Sir,
Michelin tire baby syndrome (MTBS) is a rare genodermatosis first described by Ross[1]
that is characterized clinically by multiple, symmetric, ring-like lesions involving
the extremities and the trunk. We report a rare case of familial MTBS.
A male child aged 10 months was referred to our outpatient department with asymptomatic
skin folds noticed along both the upper and lower limbs since birth. There was a gradual
and progressive increase in the number and size of skin folds with time. The baby
was delivered normally at term and weighed 3 kg. Growth and development were normal.
The anthropometric measurements and developmental milestones were within normal limits.
Craniofacial anomalies, such as hypertelorism and depressed nasal bridge, were noticed
[Figure 1]. General physical and systemic examinations were unremarkable.
Figure 1
Mild hypertelorism and depressed nasal bridge
Cutaneous examination of the child revealed multiple, symmetric, deep, gyrate skin
creases on the forearms, dorsum of the hands, buttocks, thighs, and legs with sparing
of the trunk and neck [Figures 2a, 2b and 3]. Pseudo-Darier's sign was negative.
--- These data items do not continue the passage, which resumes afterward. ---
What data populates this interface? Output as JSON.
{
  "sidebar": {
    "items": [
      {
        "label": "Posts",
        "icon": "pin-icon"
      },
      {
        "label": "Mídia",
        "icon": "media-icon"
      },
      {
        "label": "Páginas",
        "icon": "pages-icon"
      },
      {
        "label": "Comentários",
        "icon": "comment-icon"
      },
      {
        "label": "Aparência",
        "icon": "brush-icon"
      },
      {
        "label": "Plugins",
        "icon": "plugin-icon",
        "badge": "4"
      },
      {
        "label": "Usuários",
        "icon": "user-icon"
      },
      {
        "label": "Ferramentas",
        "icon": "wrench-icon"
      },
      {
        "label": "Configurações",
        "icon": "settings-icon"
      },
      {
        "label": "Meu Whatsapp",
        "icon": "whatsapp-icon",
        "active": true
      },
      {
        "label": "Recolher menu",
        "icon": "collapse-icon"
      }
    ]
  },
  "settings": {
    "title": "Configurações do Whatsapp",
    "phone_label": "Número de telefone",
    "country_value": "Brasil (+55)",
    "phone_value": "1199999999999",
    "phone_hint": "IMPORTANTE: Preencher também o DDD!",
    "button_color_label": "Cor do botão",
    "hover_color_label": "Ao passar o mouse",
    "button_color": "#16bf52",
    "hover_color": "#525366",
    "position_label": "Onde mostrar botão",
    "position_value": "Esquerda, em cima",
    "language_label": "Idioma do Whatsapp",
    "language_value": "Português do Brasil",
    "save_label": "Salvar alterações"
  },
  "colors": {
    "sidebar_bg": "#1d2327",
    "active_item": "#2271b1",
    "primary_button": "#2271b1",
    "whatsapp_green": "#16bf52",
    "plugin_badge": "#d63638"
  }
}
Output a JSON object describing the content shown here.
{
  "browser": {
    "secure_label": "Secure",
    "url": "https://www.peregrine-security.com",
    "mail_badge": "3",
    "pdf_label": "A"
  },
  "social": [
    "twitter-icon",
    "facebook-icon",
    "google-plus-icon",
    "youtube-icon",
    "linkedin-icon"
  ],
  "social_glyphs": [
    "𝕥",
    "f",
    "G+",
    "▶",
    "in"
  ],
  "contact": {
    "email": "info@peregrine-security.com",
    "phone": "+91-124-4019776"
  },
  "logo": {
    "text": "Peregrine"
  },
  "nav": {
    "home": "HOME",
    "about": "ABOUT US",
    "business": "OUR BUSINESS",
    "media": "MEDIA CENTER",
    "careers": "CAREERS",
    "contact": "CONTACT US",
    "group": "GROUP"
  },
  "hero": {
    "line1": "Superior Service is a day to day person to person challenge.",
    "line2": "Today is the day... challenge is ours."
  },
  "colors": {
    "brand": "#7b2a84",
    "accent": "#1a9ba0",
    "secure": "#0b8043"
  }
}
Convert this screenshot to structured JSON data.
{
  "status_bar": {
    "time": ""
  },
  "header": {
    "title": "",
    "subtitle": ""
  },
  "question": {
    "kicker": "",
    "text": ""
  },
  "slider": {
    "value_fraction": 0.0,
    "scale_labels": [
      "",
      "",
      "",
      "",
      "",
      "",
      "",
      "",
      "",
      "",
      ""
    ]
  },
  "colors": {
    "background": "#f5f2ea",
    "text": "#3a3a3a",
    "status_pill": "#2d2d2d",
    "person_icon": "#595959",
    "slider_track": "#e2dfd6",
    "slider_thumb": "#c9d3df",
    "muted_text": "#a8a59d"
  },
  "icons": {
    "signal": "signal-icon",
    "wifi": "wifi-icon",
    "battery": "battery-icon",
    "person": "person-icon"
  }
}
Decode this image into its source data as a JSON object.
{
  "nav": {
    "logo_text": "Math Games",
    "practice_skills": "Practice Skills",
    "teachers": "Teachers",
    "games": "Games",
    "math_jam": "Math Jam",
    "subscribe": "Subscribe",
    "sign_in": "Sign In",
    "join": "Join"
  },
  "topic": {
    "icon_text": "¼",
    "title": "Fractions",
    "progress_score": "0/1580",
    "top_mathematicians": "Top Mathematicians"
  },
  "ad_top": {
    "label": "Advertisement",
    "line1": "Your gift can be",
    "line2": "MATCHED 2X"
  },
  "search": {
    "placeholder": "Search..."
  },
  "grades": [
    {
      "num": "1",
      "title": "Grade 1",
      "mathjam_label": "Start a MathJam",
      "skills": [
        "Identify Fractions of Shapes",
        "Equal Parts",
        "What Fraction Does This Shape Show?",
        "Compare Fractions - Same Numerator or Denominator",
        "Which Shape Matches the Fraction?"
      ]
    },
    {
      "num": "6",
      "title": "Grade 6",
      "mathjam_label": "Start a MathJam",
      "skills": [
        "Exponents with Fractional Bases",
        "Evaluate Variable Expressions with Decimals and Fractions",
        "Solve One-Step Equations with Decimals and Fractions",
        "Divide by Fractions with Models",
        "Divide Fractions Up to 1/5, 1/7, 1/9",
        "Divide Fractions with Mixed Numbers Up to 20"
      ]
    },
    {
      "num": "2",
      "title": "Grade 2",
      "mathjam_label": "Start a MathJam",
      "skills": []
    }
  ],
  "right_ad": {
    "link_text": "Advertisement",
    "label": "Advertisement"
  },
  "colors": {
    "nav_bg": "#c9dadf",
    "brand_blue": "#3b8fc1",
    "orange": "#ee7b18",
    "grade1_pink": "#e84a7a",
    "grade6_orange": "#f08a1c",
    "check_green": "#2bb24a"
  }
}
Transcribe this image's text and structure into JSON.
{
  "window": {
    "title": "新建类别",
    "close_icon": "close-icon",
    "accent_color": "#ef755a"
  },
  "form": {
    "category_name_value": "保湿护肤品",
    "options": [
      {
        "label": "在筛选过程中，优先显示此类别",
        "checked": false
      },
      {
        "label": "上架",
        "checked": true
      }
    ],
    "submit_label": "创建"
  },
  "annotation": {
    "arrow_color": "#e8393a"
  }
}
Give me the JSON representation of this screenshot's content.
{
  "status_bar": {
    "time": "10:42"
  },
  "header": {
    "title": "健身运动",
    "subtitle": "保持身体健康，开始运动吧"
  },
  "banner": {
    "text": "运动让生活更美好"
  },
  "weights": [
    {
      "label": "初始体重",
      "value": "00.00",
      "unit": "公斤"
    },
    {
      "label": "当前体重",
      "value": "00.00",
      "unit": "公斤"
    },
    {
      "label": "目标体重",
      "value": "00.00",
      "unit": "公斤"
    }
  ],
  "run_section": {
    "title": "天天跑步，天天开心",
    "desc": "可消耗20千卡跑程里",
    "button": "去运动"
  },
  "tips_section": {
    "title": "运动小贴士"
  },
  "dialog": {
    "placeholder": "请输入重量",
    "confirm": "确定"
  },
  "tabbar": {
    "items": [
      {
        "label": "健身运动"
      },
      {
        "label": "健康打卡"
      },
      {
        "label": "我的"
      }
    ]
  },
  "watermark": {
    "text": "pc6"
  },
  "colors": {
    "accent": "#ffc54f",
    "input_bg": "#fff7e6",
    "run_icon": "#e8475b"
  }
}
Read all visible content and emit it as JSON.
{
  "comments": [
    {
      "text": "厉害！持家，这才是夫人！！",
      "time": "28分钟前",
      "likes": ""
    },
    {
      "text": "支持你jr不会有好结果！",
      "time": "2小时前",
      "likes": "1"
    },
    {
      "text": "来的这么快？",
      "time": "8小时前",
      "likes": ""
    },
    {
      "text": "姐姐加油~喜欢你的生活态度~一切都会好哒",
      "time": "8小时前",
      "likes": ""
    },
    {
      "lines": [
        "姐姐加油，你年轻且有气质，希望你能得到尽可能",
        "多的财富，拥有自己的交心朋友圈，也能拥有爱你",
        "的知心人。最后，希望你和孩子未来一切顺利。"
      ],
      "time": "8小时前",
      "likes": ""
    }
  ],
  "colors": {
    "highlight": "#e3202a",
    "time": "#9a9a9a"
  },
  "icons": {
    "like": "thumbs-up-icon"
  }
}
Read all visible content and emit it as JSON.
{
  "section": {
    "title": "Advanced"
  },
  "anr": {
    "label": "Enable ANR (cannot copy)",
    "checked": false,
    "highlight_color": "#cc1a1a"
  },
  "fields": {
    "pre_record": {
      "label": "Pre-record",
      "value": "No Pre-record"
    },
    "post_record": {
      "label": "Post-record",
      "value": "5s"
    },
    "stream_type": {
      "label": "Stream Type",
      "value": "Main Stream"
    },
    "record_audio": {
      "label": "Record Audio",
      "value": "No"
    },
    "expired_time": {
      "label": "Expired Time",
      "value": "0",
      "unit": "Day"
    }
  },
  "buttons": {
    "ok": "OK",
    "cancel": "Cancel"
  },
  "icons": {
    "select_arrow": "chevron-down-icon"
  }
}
Hair,
nail, and mucosa were normal. There was no restriction of neck or limb movements.
Figure 2
(a) Bilateral, symmetrical, concentric skin folds over the ventral aspect of lower
limbs; (b) bilateral, symmetrical, concentric skin folds over the dorsal aspect of
lower limbs
Figure 3
Bilateral, symmetrical, gyrate skin folds involving upper limbs
The parents were first cousins and were in good health. It was a first pregnancy and
was free from any complications. The mother had similar history of asymptomatic constrictions
bands on the neck, upper and lower limbs at birth. Spontaneous resolution was noticed
by 5 years of age except for few residual bands on the neck [Figure 4], which were
asymptomatic.
Figure 4
Remnant of skin folds on the neck
Skin biopsy could not be done for obvious reasons. Based on the history and clinical
features, it was diagnosed as a case of MTBS. The parents were informed of the benign
nature of the disorder. Periodic follow up was recommended at our unit, but unfortunately
the patient was lost to follow-up.
MTBS is a rare genetic syndrome characterized by excessive folding of the skin. The
patients resemble the mascot of a French tyre manufacturer.[1] MTBS is characterized
by multiple, congenital, asymptomatic, symmetric, circumferential skin folds. Most
common sites are the extremities. Trunk, palms, and soles may also be involved. Such
folds may be associated with hypertrichosis.[2]
MTBS has been associated with various congenital anomalies. Facial dysmorphism, including
bilateral epicanthic folds,[2] low-set ears, hypoplastic teeth and mandible, cleft
lip and cleft palate have been described with MTBS.[2] Hypertelorism and depressed
nasal bridge have been noticed in our case. Systemic anomalies include developmental
delay, seizures, congenital heart disease, and undescended testis with abnormal histology.[2
3] Our case had none of these systemic abnormalities.
Familial cases of MTBS suggesting autosomal dominant mode of inheritance has been
reported in the literature.[4] Paracentric inversion of long arm of chromosome 11[5]
and deletion of short arm of chromosome 7[6] has been reported in association with
MTBS. As noticed in our case, older family members may have remnants of the skin folds.
The pathogenesis of MTBS is unclear. MTBS is also known as congenital diffuse lipomatosis[1]
as the dermatomegaly may be due to a diffuse lipomatous nevus in the deeper dermis.
Smooth muscle hamartoma has also been noticed in few cases.[2] Abnormal elastic fiber
formation has also been thought to be a predisposing factor as reported by Sato et
al.[7] Burgdrof et al. has reported scarring in a case of MTBS.[8]
It is now thought that MTBS may not be an isolated disorder. Rather, it may be a clinical
finding associated with other disorders. Beare–Stevenson cutis gyrata syndrome is
associated with dermatomegaly localized to scalp, forehead, face, and neck.[9] Skin
folds may be a part of amniotic band sequence in association with mutiple congential
skin creases. Other known associations include HITCH syndrome[10] (hearing impairment,
undescended testis, circumferential skin creases, and mental handicap) and MCA/MR
syndrome[11] (multiple congenital anomalies and mental retardation syndrome). Ainhum,
which presents as a constricting ring at the digitoplantar fold of the fifth toe,
can be considered as the closest differential diagnosis. It usually progresses to
spontaneous amputation of the digit in adulthood, a feature not seen in MTBS.
Sardana et al. have reported a case of spontaneously improving MTBS.[12] Palit et
al. have reported a second case of MTBS from India.[13] To the best of our knowledge,
this is the first case of familial MTBS being reported from India.